Michael Turner QC of the Garden Court Chambers Crime Team was first on the indictment and represented one of the defendants, Atiq Hussain.
18 defendants were arrested in March and April 2017 as part of the police inquiry, Operation Nautical.
Seven defendants were acquitted in December 2017 after a trial at Oxford Crown Court (Trial 1). The Crown Prosecution Service has now dropped its cases against the other defendants, so they were found not guilty at Blackfriars Crown Court, ahead of the planned start of their trial last week.
Media reports have quoted CPS spokesman Rob Singh, who said:
“At a hearing on 25 January at Blackfriars Crown Court, London, prosecutors offered no evidence in the case, following a further review which concluded there was no longer a realistic prospect of conviction. This is not a disclosure failure. There was a proper and thorough approach to disclosure. This decision has been reached as part of the process of continuing review.”
Reacting to this statement, Michael Turner QC said:
“In Court, the Prosecution asserted that the Crown had offered no evidence as a result of further statements taken from the complainants which revealed inconsistencies in their evidence. This was surprising given that there were a myriad of inconsistencies in the complainants evidence on the face of the papers, which the Crown sought to explain away in Trial 1 as natural, given the age of the complaints and the number of them."

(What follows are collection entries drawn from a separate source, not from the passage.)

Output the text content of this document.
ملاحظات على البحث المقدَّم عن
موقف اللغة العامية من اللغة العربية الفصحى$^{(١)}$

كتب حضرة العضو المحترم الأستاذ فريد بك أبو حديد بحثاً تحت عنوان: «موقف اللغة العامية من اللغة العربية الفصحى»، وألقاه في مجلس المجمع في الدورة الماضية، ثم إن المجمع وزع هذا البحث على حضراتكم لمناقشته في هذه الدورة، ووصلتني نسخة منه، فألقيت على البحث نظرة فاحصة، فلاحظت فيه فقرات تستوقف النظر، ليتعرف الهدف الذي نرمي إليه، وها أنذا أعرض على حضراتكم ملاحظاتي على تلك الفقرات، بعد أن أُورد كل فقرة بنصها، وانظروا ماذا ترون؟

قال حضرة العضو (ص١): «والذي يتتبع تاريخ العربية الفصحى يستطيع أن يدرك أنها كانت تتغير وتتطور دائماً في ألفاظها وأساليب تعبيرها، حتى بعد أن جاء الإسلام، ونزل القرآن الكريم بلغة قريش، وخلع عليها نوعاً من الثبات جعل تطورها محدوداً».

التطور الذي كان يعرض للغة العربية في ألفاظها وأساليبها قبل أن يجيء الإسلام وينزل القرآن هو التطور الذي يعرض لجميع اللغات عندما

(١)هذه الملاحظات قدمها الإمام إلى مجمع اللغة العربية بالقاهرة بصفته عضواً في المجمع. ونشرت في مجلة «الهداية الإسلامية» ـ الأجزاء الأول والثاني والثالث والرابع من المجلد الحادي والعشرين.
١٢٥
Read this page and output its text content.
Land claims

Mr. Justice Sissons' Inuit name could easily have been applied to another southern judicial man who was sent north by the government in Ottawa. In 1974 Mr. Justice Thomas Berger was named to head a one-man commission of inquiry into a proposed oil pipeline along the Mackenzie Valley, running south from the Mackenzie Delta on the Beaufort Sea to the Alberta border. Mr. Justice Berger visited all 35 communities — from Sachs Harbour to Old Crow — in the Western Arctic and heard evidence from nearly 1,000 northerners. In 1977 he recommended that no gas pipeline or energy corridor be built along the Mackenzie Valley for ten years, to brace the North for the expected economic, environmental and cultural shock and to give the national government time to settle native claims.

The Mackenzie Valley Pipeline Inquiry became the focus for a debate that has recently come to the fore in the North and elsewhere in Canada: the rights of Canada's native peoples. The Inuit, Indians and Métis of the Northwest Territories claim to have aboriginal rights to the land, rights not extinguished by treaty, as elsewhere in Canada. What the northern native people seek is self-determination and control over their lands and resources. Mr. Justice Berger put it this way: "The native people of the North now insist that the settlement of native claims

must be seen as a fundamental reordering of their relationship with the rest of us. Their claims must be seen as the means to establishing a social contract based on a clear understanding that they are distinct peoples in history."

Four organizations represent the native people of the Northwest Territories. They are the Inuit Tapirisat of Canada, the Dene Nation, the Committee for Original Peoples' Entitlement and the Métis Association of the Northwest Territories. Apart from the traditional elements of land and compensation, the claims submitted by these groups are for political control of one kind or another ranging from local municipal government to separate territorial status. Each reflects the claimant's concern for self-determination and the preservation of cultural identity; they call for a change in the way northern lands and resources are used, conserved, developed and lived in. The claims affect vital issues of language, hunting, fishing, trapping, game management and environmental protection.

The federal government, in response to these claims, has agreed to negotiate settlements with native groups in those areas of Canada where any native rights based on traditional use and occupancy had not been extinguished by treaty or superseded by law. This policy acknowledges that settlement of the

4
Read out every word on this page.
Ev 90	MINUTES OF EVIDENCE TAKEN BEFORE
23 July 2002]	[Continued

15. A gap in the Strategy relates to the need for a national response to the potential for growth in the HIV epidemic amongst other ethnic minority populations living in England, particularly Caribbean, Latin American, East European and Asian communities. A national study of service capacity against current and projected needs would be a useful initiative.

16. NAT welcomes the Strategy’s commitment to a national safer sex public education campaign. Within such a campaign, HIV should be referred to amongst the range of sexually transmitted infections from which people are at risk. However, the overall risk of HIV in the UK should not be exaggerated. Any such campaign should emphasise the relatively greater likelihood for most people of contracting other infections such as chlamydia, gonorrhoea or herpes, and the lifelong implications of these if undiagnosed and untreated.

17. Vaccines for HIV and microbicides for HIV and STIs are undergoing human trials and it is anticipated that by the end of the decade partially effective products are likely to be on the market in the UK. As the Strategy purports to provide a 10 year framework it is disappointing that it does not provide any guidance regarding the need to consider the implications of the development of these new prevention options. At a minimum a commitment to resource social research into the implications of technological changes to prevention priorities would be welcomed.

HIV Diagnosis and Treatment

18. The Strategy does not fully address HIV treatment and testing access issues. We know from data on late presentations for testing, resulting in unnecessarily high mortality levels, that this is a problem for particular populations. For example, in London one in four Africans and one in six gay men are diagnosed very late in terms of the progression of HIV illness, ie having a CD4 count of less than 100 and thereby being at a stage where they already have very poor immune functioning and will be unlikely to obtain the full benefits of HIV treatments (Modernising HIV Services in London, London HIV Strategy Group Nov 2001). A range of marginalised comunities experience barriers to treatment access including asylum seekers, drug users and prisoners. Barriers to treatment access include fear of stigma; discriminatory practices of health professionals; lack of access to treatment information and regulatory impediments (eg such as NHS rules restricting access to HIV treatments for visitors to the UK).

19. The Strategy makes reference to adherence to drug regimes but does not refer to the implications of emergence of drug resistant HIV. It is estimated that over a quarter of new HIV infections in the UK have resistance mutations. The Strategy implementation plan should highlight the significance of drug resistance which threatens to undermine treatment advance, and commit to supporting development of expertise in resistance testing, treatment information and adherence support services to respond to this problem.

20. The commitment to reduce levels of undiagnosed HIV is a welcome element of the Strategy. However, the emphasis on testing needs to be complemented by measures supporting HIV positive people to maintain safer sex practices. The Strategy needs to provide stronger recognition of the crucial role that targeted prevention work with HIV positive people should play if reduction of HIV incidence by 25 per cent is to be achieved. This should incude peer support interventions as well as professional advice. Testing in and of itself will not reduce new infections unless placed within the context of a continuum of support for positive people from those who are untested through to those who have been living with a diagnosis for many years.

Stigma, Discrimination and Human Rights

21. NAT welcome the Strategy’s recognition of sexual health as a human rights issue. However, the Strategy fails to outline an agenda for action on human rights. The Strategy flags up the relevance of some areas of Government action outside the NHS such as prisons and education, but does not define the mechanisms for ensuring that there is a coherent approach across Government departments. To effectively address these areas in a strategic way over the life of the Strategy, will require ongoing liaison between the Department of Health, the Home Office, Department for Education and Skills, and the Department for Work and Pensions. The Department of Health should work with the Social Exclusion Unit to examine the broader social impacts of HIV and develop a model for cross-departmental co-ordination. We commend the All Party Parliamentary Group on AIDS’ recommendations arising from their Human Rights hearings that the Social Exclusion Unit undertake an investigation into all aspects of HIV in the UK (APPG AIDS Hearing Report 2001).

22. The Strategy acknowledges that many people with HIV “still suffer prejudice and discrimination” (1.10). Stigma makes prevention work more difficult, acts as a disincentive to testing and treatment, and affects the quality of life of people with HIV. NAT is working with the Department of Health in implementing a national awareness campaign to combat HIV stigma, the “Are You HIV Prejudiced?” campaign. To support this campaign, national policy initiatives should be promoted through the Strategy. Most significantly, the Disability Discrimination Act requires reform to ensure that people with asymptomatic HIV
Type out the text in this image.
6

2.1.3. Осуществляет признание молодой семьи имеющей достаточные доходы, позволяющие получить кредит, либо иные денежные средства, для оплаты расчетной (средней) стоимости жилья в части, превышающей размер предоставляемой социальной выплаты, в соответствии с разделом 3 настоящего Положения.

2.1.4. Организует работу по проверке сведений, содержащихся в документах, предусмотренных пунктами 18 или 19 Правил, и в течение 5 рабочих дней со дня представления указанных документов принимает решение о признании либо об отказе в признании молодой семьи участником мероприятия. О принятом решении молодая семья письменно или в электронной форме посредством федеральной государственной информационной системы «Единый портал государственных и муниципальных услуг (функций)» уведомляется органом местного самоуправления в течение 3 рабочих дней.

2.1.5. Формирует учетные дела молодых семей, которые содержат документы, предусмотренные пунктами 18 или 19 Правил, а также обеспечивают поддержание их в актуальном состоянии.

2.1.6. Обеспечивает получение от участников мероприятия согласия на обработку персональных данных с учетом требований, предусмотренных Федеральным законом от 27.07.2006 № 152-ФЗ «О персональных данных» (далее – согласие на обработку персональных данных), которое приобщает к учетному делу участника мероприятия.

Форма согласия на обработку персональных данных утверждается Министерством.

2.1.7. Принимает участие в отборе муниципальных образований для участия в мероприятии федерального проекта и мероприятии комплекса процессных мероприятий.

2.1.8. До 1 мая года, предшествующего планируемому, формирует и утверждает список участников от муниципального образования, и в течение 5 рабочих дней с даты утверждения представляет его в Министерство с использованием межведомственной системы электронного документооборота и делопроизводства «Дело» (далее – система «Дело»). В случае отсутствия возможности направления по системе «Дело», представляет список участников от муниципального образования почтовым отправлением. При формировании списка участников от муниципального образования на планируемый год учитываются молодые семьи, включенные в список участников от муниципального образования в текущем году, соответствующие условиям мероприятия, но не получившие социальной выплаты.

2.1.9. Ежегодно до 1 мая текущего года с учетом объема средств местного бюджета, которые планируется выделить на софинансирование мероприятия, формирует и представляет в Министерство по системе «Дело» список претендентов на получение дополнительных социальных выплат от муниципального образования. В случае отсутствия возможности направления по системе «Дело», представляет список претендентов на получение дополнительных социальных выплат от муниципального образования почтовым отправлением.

"Further, following acquittals in Trial 1 the Crown asserted that there had been a full review of the case and they would still continue with the prosecutions in Trial 2. To many of us involved in this trial, this appeared to be yet another example of a trial floundering on the rocks of a broken disclosure process."
"The defence were originally served with statements, exhibits and unused material in heavily redacted form. After the defence strongly contested the redactions, the statements were un-redacted, and so far as my client was concerned it revealed that redacted from the main complainants statement had been the comments “I was in a relationship with Atiq at the time” and “Atiq was not really like the others”.
"The Crown accepted these were unforgivable redactions and assured the Court it would not be repeated. We were promised that all the exhibits and unused material would be un-redacted and served. Despite several assurances that they would be, only four un-redacted pages of exhibits ever were. Why they were not has never been explained. Now the Crown has offered no evidence in the case we will never see this material. What they might have revealed about what other “unforgiveable mistakes” the Crown had made we will never know".
"Whilst the Crown remain the judge and jury of their own disclosure processes, injustices will continue to occur affecting both victims and defendants. This investigation spanned at least two years and cost the tax payers millions of pounds. One suspects that the Crown, in blaming the complainants for inconsistencies in their evidence, simply did not wish their woeful disclosure processes to be further exposed to the scrutiny of the public eye”.
"Whatever the truth may be in the Crown dropping the case, it is certain that the redacted passages in the main complainants evidence denied Atiq Hussain the possibility of the Court dismissing the charges when they first became before the Court, and/or a successful bail application".
This case has been widely reported in the media including by the BBC and the Oxford Mail.
Michael Turner QC was instructed by Mohammed Ullah of Ullah Law Associates. Thalia Maragh of the Garden Court Chambers Crime Team represented another defendant, Ahsan Raza. Thalia was instructed by Angella Porter Solicitors.